At the end of last year, investors thought that the rate hikes in the U.S. would cause an economic slowdown. They took fright and sold off their assets, causing markets to plunge. This year, the mood swung back and prices surged again.

Wouter Van Overfelt, a senior portfolio manager for emerging market bonds at Vontobel, told «finews-TV» that returns had been quite positive this year: «Overall the run has been very good since the beginning of the year.»

Still, some investors believe that emerging market bonds are more risky than similar securities issued in the industrialized world. Van Overfelt believes that it is important to distinguish between corporate and sovereign bonds. Corporate bonds are less risky than sovereign bonds because the companies that emit bonds for the international market on average are very large and important for their country's economies.

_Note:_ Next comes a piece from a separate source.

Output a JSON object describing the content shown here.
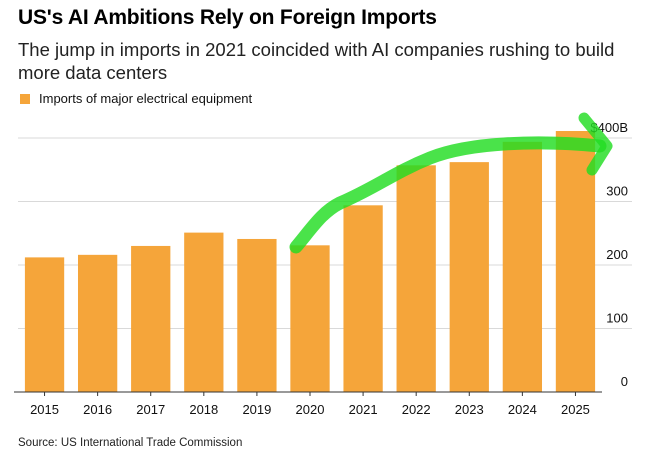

Climate Debate Has Reached Emerging Markets

Given the importance, the defaulting company usually gets a bail-out either from the country or investor families. Also, companies and investors are interested in finding a negotiated solution, which means that a total loss is very unlikely. The climate debate has also reached emerging markets and green bonds have been made available in such countries too. Examples for this are bonds released by wind and solar energy companies.